A few minutes later Alymere rode out, ducking beneath the low lintel of the stable door even as he spurred the horse forward. The animal snorted, steam billowing from its nostrils as it reared up and its hooves came down. And then it was off in a burst of speed. As they reached the shadow of the old sour-apple tree, Alymere drove his heels into the horse's ribs again, harder this time, urging the great animal into a gallop.

He guided it toward the road that would take them north, toward the Tay Loch and Dun Chailleann, through the deep woods of Coit Celidon, and up to the mountain ranges of Sidh Chailleann beyond that.

He did not look back once.

He had no interest in the past, only the future.

Forty-Six

He rode for three days and three nights, riding the animal into the ground. He did not stop for rest, did not sleep, did not eat and barely drank. When the horse's legs finally buckled beneath him he was halfway through the forest, surrounded on all sides by shadows, thick leaves and low-dragging branches that crowded him. He still had five miles or more to go before he reached the base of Sidh Chailleann. The beast pitched forward to the road, shuddering and snorting as it lay there. He watched its chest heave three times, one of its back legs kicking out weakly, and then walked away from it, leaving the horse to die alone.

He walked the last five miles to the mountain, purpled with gorse and heather.

He could not see the summit for clouds.

A fine mist of rain clung to the air and insects flew around his face, in his eyes and mouth. At first he tried to swat them away but it was futile, so he walked on, doing his damnedest to ignore the midges as they got in his mouth and up his nose.

He was dizzy with dehydration and hunger.

Before him, he could barely make out a narrow path worn in the grass at the foot of Sidh Chailleann.
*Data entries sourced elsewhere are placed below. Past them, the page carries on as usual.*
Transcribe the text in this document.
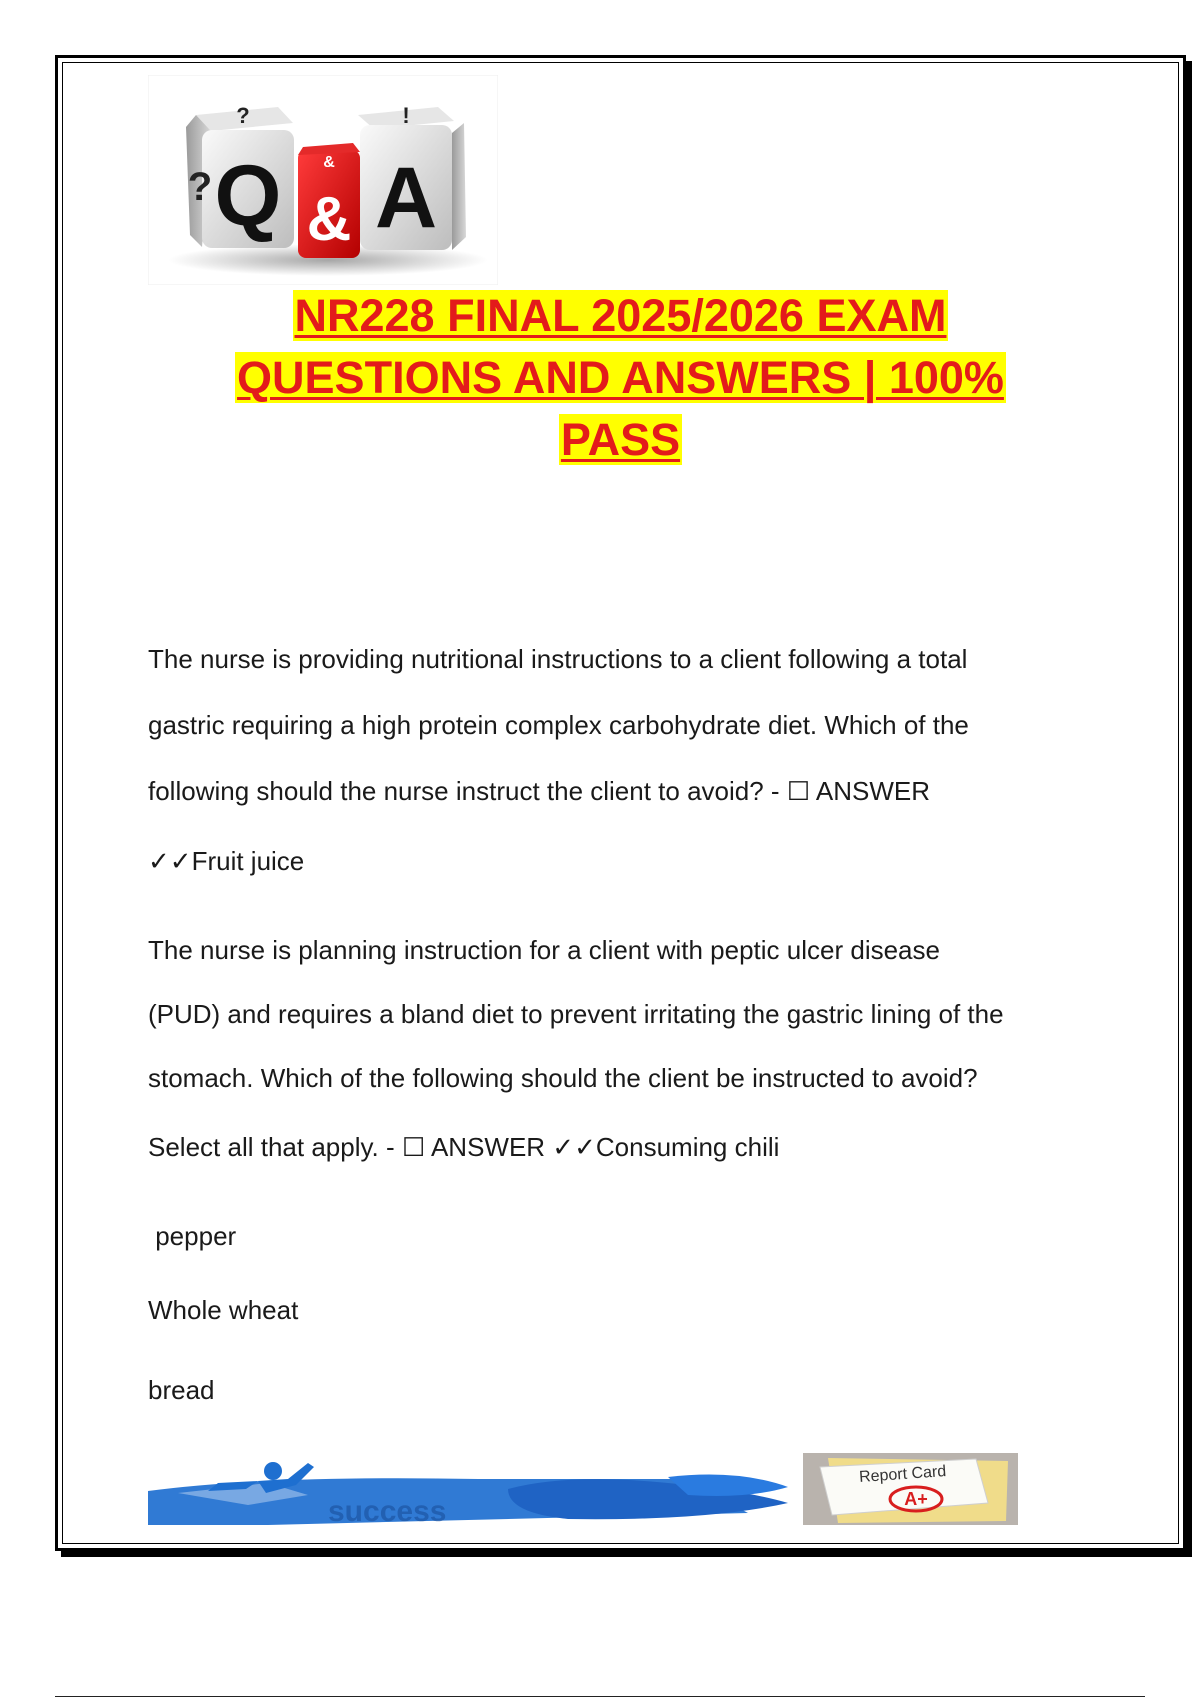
Q
? &
& A
!
?
NR228 FINAL 2025/2026 EXAM
QUESTIONS AND ANSWERS | 100%
PASS
The nurse is providing nutritional instructions to a client following a total
gastric requiring a high protein complex carbohydrate diet. Which of the
following should the nurse instruct the client to avoid? - ☐ ANSWER
✓✓Fruit juice
The nurse is planning instruction for a client with peptic ulcer disease
(PUD) and requires a bland diet to prevent irritating the gastric lining of the
stomach. Which of the following should the client be instructed to avoid?
Select all that apply. - ☐ ANSWER ✓✓Consuming chili
pepper
Whole wheat
bread
success
Report Card
A+
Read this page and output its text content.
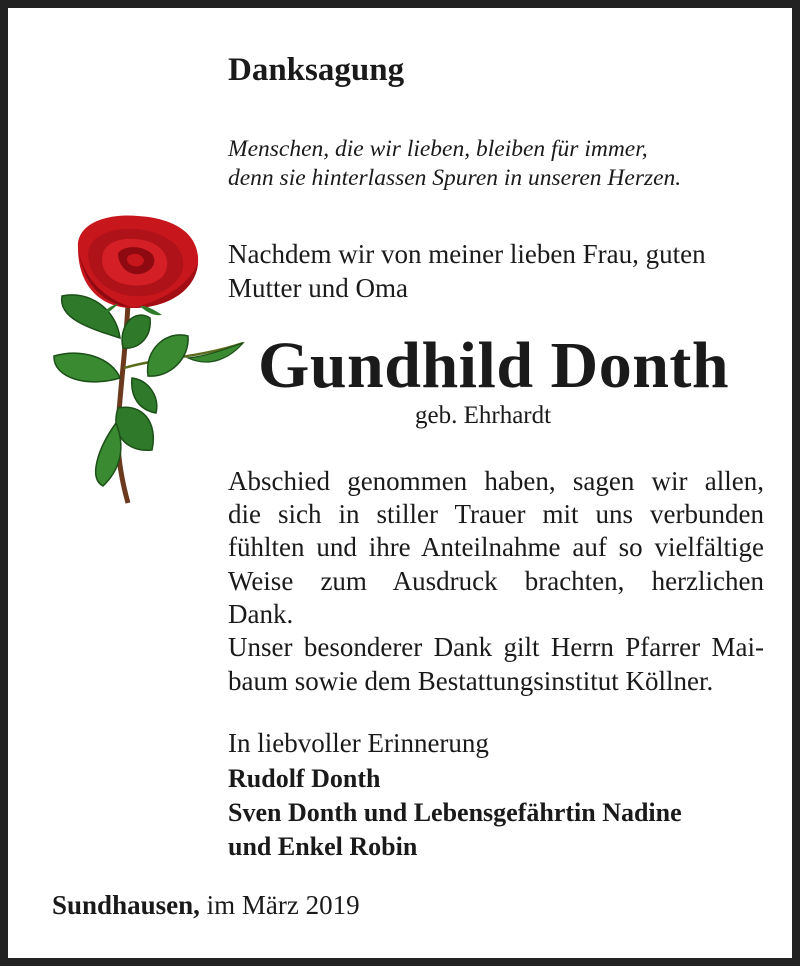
Danksagung

Menschen, die wir lieben, bleiben für immer,

denn sie hinterlassen Spuren in unseren Herzen.

Nachdem wir von meiner lieben Frau, guten

Mutter und Oma

Gundhild Donth

geb. Ehrhardt

Abschied genommen haben, sagen wir allen,

die sich in stiller Trauer mit uns verbunden

fühlten und ihre Anteilnahme auf so vielfältige

Weise zum Ausdruck brachten, herzlichen

Dank.

Unser besonderer Dank gilt Herrn Pfarrer Mai-

baum sowie dem Bestattungsinstitut Köllner.

In liebvoller Erinnerung

Rudolf Donth

Sven Donth und Lebensgefährtin Nadine

und Enkel Robin

Sundhausen, im März 2019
It suggested the clansmen still made regular pilgrimages to their ancestor's cairn. He had not anticipated that, but he should have. He should have thought it through properly. The reivers had come south as far as Medcaut looking for the book, and while they might not have known the true nature of their prize, they must have known the book was little more than a devilish treasure map, meaning they suspected the treasure was buried somewhere in their lands — why else would they have come?

Alymere could only hope the faithless bastards would honour the dead as woefully as they did the living.

He dropped to his knees, studying the worn grass. He was no expert when it came to reading tracks, but this changed things.

Would they have set a watch?

He reached down, resting his hand on the pommel of his sword. It would not matter if they had. He had fought and killed the reivers once, and could do so again.

The wind whipped down the mountainside, whistling mournfully through the gullies and crevices in the ancient rock. He climbed a few hundred feet closer to the clouds and the fog of midges gave way to a permanent wetness in the air that soaked through his clothes in a matter of minutes, even under a clear blue sky. He pulled his sodden cloak tighter and soldiered on, his footsteps leaden, small stones scuffing under the soles of his boots. When he looked up again he saw a bird — the first he had seen in days. For a moment he thought it must have been a falcon or a kestrel, from the way it seemed to hang in the air before sweeping down, but as it flew by him he saw the streak of white feathers mottling the black and knew it was the same damned crow. It could only mean that he was on the right path.

Not that the Devil inside him would confirm that. The book had been strangely silent for days. He found himself missing its voice, something he would never have thought possible.

And then he saw it no more than two hundred feet above him on the slope, the pile of broken stones laid one atop another to form a huge cairn. Even from this far below, it was obvious that the cairn was huge — a fitting monument for a fallen king, he thought. Three, four times his height and vast in circumference.